5. The will refocus the Ministry of Education and the Education Review Office to support schools in the Crusade for Literacy and Numeracy. National aim to minimise the many demands and compliance requirements they place on schools, so that principals and teachers can focus their attention on providing pupils with the skills they need.
6. Provide extra support to under-performing schools to ensure their pupils are on track to achieve National Standards, using an expanded range of intervention methods to assist schools.
7. National will get tough on truancy by prosecuting parents of persistent truants and giving schools an extra $4 million a year to crack down on truants.
Having little experience with this point I am very curious to here what experienced teacher say about this. Will it help? Is this a teachers job and is punishment or education of parent the 'right' path?
8. Give schools extra help to deal with disruptive pupils, including an extra $2 million a year for the Interim Response Fund. National say that disruptive pupils are at risk of leaving school without the literacy and numeracy skills they need to succeed. They also threaten the progress of other children in their class, and in the medium term will allocate some of the funds currently tied up in the Ministry’s contestable funding pools and use this to give individual schools the ability to tailor solutions that are best for their particular situations.
What are the criteria for a 'disruptive' pupil? I really would like to know this one as I am sure many teachers out there will as well.
9. They will support teaching excellence by:
- Review teacher training.
- Encourage a high-trust flexible teaching environment (I am not clear on the meaning of this).
- Encouraging schools to co-operate to expand successful teaching methods.

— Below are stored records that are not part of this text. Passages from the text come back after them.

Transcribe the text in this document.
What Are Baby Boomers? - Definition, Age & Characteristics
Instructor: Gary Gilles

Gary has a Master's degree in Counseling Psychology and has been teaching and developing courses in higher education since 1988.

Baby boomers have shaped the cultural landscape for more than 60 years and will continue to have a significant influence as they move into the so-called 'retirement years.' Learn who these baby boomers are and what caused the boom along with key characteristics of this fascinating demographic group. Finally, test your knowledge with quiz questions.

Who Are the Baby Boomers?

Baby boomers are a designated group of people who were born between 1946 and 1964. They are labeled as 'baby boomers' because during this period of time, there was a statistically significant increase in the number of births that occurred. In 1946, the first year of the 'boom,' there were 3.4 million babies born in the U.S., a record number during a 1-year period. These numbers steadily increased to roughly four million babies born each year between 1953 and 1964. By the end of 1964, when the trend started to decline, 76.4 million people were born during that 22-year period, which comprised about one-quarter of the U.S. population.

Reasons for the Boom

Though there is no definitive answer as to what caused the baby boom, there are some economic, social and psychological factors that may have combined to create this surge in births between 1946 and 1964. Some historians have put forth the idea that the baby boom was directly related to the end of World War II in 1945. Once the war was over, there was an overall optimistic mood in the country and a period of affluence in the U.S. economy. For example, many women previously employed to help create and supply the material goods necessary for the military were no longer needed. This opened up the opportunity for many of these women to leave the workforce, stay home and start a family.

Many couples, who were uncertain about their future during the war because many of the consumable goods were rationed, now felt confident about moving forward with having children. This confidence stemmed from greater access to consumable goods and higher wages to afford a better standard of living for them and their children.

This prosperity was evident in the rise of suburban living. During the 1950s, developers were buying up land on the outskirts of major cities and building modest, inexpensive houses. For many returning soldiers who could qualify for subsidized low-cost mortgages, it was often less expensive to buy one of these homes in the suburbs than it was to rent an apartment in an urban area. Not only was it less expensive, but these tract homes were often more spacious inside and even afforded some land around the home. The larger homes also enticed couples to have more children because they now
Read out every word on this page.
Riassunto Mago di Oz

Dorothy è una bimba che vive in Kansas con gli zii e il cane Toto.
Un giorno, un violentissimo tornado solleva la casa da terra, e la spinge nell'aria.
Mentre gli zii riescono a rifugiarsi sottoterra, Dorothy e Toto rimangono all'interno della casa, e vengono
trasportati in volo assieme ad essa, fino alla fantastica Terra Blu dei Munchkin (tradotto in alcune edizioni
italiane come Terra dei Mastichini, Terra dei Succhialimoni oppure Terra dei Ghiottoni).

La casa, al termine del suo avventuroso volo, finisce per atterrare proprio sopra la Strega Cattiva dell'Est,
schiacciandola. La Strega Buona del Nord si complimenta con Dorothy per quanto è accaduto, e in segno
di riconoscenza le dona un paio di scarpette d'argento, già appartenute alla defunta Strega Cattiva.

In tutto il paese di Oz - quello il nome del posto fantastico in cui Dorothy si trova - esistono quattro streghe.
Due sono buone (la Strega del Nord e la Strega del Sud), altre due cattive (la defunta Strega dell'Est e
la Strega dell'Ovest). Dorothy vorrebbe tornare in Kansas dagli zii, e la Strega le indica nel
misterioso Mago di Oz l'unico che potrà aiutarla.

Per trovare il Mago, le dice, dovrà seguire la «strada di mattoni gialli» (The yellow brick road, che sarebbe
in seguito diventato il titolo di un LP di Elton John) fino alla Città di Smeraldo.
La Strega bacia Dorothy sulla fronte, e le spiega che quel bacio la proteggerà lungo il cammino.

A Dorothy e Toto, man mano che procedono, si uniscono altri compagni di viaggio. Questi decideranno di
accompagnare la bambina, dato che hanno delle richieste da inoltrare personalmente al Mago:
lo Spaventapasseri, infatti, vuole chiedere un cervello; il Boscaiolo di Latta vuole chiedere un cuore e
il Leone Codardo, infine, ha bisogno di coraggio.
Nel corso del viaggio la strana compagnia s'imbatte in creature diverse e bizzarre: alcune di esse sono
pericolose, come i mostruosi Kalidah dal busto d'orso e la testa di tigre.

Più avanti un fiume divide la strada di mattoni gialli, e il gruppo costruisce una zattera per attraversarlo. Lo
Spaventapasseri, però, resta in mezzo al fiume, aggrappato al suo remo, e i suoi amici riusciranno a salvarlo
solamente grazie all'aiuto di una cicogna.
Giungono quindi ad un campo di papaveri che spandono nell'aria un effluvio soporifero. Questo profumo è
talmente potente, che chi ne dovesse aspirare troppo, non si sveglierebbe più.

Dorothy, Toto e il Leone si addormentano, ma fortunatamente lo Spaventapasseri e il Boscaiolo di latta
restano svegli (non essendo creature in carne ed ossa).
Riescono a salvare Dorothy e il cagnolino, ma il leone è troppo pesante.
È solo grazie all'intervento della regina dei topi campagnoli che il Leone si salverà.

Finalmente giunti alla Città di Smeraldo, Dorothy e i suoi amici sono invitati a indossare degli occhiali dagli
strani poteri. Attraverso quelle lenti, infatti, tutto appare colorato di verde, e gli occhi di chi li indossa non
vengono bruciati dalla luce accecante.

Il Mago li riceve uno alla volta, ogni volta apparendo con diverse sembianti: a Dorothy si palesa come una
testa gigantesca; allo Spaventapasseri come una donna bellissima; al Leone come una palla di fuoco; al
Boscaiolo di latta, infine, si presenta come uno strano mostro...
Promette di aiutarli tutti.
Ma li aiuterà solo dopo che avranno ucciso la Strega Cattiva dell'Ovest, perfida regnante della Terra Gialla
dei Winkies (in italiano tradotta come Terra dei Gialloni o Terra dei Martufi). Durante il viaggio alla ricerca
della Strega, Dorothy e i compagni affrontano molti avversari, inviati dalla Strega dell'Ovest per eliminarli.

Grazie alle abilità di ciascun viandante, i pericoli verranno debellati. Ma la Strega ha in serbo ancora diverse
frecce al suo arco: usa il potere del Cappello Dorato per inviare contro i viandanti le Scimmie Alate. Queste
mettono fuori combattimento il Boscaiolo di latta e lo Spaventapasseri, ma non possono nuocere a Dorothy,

- Celebrating the success of top-performing teachers with an extra $2 million a year for excellence awards.
- National will also support the current goal of reducing pupil-to-teacher ratios in new-entrant classes from 18:1 to 15:1, and we will maintain all budgeted funding for this initiative (why only new-entrant? I believe that should apply all the way through school).
10. Improve special education services by:
- Ensuring more special education funding makes it into frontline services.
- Increase Ongoing and Reviewable Resourcing Schemes (ORRS) funding by $18 million a year for pupils with the highest special education needs.
- Drop Labour’s emphasis on mainstreaming and work to support the choice of those families who wish to send their children to special schools (Again as a beginner teacher I have mixed feeling about this, any experiences to share?)
- Expand special education schools and encouraging the development of satellite special education classes.
"New Zealanders have a right to expect that our schools will be up to the task of providing our children with the skills and knowledge they need to prosper in the 21st Century. " Quoted in these building plans not the literacy and numeracy plans... and further are we going to assess them?
- National say many schools current ICT facilities are separate from areas of ‘normal’ teaching. They say it is evidence of ‘past thinking’ and the possibilities for new teaching and learning approaches using technology such as video conferencing, virtual learning, and internal information portal will change the face of education. (Fantastic news, who do I call?)
- National will provide enhanced capital funding for future-proofing our schools with better ICT facilities and integrated ICT access within the teaching spaces throughout schools. (This requires we change our teaching and learning concepts, do you think this clashes with National comparative testing?)
- National is committed to improving trades training in schools. Right now many schools tell us they have inadequate ‘technology’ facilities for providing this training.
I start my teaching career with a new government and I do believe we all at least have the same goal of providing the best education and well being we can for our children.
How do you think Nationals education policy aligns with 21st century education? How do you think it may affect your classroom?